Monday, July 6, 2015

Pemerintah Turki Protes Keras Cina Yang Larang Muslim Uighur Berpuasa. Ulama dan Umat islam Di Indonesia gemar ribut, mikirin perut, dan nyatut aqidah.

Kementerian Luar Negeri Turki menyatakan keprihatinan yang mendalam ke Cina tentang laporan bahwa Beijing telah menetapkan larangan puasa kepada penduduk Muslim Uighur.
Dalam sebuah pernyataan yang dirilis Selasa, pihak Kementerian telah memberitahu duta besar Cina di Ankara atas kekhawatiran tersebut.
“Turki Telah mendengar bahwa ada laporan dari publik bahwa Mulslim Uighur dilarang untuk melaksanakan kewajiban agamanya untuk berpuasa,” kata pernyataan tersebut.
Menteri Luar Negeri Mevlut Cavusoglu kemudian mengatakan kepada wartawan bahwa Turki mengikuti perkembangan permasalahan Uighur.
“Mereka penting bagi kami, kami menyatakan hubungan kita dengan mereka di setiap kesempatan. Kami juga membiarkan para pejabat China tahu bahwa sangat wajar bagi kita untuk bereaksi terhadap pelanggaran hak asasi manusia di sana,” katanya.
Penyelidik hak asasi manusia PBB telah mengecam keras tindakan China, mengutip “cerita mengganggu” pelecehan dan intimidasi terhadap etnis minoritas.
“Masalah ini harus ditangani secara bilateral dan internasional. Kami juga akan membawa masalah ini sebelum Komisaris Tinggi PBB untuk Pengungsi dan organisasi internasional lainnya,” kata Cavusoglu dikutip dari Anadolu Agency (30/6).
Dia menambahkan bahwa Presiden Recep Tayyip Erdogan akan mengunjungi Cina, tapi tanggal masih akan ditentukan.
Warga Turki direncanakan akan mengadakan pawai 4 Juli dan 5 di Istanbul untuk memprotes dugaan pembatasan agama di China.
Banyak orang Turki menyebut Xinjiang Daerah Otonomi Uighur China – rumah bagi banyak kelompok etnis minoritas, termasuk orang-orang Turki Uighur – sebagai Turkestan Timur.
Mereka percaya bahwa Uighur adalah di antara sejumlah suku Turki yang mendiami wilayah tersebut, dan menganggap itu sebagai bagian dari Asia Tengah, tidak Cina.
Pada pertengahan Juni secara luas dilaporkan bahwa China telah melarang kegiatan Ramadan di bagian Xinjiang Uyghur Otonomi Daerah bagi anggota Partai, PNS, siswa dan guru.
Pada tahun 2014, pemerintah mengeluarkan peringatan kepada karyawan dan mahasiswa untuk tidak berpuasa selama bulan suci.
Hal ini juga dilaporkan telah membatasi orang dari memiliki jenggot panjang, m kegiatan pendidikan agama, dan bertindak untuk mengontrol pintu masuk dan keluar ke masjid. Pada bulan Januari 2015, larangan berlanjut pada larangan mengenakan burqa di tempat umum.(rz)
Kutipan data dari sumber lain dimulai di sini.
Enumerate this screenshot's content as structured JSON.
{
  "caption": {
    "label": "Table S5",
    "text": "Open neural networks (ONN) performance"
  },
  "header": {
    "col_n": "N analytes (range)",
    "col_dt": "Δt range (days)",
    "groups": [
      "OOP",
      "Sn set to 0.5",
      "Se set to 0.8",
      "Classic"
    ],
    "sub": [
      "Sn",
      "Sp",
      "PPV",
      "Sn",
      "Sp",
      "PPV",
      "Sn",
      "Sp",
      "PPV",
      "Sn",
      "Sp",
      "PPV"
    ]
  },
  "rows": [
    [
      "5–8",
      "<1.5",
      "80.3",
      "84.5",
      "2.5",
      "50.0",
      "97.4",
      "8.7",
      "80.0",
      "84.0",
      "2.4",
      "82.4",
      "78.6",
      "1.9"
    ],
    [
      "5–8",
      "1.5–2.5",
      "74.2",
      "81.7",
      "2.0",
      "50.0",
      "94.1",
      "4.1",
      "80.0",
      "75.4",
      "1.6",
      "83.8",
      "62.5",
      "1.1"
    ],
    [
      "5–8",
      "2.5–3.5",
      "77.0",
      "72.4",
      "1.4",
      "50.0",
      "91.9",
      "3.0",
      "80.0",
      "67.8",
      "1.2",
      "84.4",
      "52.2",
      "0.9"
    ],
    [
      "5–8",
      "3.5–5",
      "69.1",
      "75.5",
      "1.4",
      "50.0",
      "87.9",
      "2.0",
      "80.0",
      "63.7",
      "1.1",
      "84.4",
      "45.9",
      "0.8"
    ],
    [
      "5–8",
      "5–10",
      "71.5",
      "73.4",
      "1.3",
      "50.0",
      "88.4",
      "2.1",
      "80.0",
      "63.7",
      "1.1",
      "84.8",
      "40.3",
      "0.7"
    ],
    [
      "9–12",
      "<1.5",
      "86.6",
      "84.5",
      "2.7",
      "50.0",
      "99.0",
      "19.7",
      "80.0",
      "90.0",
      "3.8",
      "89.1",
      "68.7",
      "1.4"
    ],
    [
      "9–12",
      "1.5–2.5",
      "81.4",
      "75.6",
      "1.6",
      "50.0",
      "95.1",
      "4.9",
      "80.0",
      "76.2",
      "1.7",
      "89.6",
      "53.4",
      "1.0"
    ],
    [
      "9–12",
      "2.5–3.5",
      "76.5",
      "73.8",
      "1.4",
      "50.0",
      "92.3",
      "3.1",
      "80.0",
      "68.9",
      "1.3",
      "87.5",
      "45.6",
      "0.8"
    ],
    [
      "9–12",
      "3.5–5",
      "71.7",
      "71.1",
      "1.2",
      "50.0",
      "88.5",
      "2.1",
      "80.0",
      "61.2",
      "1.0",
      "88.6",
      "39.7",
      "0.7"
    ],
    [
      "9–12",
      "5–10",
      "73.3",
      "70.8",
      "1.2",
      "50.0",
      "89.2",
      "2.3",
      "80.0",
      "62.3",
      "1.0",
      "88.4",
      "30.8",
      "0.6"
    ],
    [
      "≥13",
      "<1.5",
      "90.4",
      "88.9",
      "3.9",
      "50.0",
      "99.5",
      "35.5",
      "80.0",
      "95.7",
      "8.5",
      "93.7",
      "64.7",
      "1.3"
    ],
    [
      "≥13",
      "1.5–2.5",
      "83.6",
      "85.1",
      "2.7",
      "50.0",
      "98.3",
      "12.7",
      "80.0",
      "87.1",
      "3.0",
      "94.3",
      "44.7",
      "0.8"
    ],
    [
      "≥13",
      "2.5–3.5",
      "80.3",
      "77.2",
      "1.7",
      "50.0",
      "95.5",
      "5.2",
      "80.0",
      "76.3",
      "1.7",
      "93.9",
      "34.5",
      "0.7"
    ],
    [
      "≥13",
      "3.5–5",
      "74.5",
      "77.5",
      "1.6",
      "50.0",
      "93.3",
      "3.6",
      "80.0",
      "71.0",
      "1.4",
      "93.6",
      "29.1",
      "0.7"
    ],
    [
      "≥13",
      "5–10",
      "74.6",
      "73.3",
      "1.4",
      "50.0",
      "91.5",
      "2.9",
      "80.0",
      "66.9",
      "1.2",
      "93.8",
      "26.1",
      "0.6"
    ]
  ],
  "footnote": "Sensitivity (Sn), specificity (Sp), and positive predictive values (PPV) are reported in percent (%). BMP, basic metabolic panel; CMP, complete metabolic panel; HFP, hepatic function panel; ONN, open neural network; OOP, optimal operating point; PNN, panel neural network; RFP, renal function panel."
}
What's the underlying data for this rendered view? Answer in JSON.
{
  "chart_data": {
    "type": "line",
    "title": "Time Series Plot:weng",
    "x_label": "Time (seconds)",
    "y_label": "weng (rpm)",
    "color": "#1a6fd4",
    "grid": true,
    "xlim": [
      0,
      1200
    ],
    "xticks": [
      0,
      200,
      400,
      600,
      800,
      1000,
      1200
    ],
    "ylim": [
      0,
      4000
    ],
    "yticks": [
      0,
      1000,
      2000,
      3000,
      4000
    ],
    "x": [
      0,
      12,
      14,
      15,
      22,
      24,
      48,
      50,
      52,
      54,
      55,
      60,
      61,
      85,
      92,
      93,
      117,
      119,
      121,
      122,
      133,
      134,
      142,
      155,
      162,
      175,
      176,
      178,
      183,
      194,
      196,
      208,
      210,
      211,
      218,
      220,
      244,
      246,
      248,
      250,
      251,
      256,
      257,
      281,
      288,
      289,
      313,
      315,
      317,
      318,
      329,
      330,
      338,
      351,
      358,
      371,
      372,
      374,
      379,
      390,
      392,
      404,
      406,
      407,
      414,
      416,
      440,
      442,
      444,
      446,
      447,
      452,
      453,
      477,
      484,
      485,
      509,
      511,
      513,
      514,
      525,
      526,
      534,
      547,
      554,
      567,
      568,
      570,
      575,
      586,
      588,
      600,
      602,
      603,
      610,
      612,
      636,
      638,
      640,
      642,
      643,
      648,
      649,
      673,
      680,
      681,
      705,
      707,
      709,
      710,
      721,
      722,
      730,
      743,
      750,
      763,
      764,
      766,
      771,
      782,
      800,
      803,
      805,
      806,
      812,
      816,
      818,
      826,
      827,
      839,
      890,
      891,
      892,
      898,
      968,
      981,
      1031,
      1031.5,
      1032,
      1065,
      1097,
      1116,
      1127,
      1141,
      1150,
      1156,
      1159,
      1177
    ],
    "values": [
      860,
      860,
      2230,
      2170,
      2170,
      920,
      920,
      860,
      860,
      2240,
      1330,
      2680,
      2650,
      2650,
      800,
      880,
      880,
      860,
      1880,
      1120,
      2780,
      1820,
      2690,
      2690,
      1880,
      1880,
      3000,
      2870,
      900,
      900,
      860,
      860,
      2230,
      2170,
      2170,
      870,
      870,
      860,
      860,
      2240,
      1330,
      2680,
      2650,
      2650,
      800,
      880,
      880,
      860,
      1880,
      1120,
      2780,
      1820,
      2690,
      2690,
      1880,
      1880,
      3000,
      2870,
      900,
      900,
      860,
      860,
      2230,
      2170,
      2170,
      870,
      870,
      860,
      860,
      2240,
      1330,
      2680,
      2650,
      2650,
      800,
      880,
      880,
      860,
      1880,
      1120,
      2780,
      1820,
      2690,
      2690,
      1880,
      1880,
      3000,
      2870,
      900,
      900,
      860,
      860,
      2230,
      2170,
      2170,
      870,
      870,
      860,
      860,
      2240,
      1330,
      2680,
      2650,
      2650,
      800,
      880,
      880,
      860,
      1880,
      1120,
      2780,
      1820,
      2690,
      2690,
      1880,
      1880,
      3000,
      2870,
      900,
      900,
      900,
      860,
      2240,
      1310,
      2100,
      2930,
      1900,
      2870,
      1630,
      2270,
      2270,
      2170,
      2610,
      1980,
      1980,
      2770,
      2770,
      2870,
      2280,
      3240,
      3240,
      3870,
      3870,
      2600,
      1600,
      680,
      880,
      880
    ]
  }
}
Ribuan Warga Turki Turun ke Jalan Protes Larangan Puasa Ramadhan di China

Ribuan Warga Turki Turun ke Jalan Protes  Larangan Puasa Ramadhan di China

ANKARA (Jurnalislam.com) – Protes pecah semalam di seluruh Turki dengan ribuan orang turun ke jalan menuntut untuk menghentikan dugaan diskriminasi China terhadap Muslim, Anadolu Agency melaporkan Kamis (02/07/2015).
Demonstran berkumpul di Istambul, Izmir, Trabzon, Samsun, Bursa, dan 20 lokasi lainnya Rabu (01/07/2015) malam meneriakkan keadilan bagi daerah yang oleh rakyat Turki dinamakan Turkestan Timur.
Di beberapa tempat protes berlanjut sampai Kamis dini hari tadi.
Pawai oleh beberapa organisasi dan asosiasi dimulai setelah berbuka puasa, dengan orang-orang turun ke jalan, memegang plakat dan meneriakkan slogan-slogan.
Di Tarabya, Istanbul - rumah Konsulat China, dan protes terbesar - ratusan anggota cabang pemuda kekuatan politik yang dominan di negara itu, Partai AK, berkumpul di luar gedung di mana mereka berbuka puasa dengan air dan bagel Turki.
Slogan-slogan seperti "neraka selamanya untuk para penyiksa", "Diam adalah persetujuan, bangun dan keluarkan suara Anda" dan "Kami berdiri dengan Turkestan Timur".
Protes tersebut mengikuti pernyataan resmi dari Kementerian Luar Negeri Turki pada hari Selasa yang menyatakan "keprihatinan mendalam" tentang laporan bahwa Beijing memberlakukan larangan puasa bagi penduduk Muslim.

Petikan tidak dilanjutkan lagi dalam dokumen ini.